Bereits im Vorfeld hatten in der Klassenstufe 7 die drei Klassen ihre besten Vorleser ermittelt. Für das Schulfinale qualifizierten sich daraus Yannik Reifenstahl, Felix Fesenmeier, Elena Iordache, Isabelle Afanasiadi, Dania Steiner und Hamza Atik.
Nach einer ersten Runde mit einem vorbereiteten Auszug aus der Lektüre „Des voisins mystérieux“ von Gérard Alamargot traten die drei Besten mit einem unbekannten französischen Text gegeneinander an. Bewertet wurden unter anderem Aussprache, Betonung, Ausdruck und nicht zuletzt die Fähigkeit, kleine Fehler selbstständig zu korrigieren.
In einer äußerst knappen Entscheidung setzte sich am Ende Isabelle Afanasiadi (7c) durch. Sie durfte den traditionellen Wanderpokal mit nach Hause nehmen und erhielt – wie die übrigen Teilnehmer – französische Ferienlektüren, nette Souvenirs und landestypische Süßigkeiten.
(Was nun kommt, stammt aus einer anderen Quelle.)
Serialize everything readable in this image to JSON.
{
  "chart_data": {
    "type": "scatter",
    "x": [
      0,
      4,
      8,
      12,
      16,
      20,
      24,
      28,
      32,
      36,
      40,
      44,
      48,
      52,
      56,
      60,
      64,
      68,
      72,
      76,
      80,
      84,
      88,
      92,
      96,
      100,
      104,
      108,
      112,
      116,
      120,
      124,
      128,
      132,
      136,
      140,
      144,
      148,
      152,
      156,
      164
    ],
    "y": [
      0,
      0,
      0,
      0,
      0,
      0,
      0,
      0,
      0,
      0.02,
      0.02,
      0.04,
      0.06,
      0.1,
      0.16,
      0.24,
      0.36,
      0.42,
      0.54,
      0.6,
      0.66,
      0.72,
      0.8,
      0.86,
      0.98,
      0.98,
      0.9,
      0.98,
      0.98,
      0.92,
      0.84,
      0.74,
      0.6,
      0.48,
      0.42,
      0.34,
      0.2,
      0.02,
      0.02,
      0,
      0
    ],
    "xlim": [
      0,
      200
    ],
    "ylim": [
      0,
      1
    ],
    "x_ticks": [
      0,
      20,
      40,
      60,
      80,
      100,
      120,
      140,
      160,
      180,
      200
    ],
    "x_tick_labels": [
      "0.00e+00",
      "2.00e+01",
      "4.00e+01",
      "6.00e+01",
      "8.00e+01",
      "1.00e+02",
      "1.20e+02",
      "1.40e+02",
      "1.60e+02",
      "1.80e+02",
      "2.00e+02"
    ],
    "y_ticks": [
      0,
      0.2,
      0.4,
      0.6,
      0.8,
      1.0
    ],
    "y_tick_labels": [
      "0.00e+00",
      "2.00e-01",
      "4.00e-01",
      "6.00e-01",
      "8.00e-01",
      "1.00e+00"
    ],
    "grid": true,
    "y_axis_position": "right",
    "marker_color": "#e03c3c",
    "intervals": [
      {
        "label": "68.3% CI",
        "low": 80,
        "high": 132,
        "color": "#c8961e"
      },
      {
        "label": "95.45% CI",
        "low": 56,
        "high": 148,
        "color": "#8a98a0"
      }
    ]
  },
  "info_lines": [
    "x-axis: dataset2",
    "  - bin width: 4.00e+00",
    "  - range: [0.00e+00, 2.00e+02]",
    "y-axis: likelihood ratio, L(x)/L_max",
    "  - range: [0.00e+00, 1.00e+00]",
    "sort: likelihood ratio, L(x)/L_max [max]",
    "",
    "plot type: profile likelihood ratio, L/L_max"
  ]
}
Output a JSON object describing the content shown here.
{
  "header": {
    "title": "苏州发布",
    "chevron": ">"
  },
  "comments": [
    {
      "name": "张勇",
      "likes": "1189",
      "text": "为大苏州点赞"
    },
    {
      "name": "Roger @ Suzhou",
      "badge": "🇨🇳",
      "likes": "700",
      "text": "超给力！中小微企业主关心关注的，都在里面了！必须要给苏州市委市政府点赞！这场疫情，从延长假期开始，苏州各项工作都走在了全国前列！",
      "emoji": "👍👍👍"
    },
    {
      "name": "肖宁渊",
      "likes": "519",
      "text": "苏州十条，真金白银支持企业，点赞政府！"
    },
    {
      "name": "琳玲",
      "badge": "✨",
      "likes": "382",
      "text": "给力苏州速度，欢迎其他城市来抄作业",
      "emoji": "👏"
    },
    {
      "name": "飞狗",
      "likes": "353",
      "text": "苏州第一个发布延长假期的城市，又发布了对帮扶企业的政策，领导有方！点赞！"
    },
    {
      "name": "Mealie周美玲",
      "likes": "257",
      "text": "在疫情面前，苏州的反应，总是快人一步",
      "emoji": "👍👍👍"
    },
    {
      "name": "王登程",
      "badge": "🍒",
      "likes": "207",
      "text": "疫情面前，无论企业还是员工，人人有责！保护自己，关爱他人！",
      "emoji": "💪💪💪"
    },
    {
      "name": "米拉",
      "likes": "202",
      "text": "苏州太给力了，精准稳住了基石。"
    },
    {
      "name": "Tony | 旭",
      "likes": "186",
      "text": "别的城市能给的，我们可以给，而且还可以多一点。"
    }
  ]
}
Organisiert wurde der Wettbewerb von den Französischlehrerinnen Cornelia Dager und Cornelia Herrmann. Als weitere Jurymitglieder waren Laura Hornung (Französisch-Leistungskurs KS1) und die Vorjahressiegerin Yamina Weis (8b) am Start.
„Wir hatten eine wirklich starke Truppe, die uns die Entscheidung nicht leicht gemacht hat“, lobte Cornelia Herrmann die Leistungen der Teilnehmer. Es sei beeindruckend, wie souverän sich die Gymnasiasten nach nur zwei Jahren Französischunterricht auch durchaus unbekannten Texten gestellt hätten.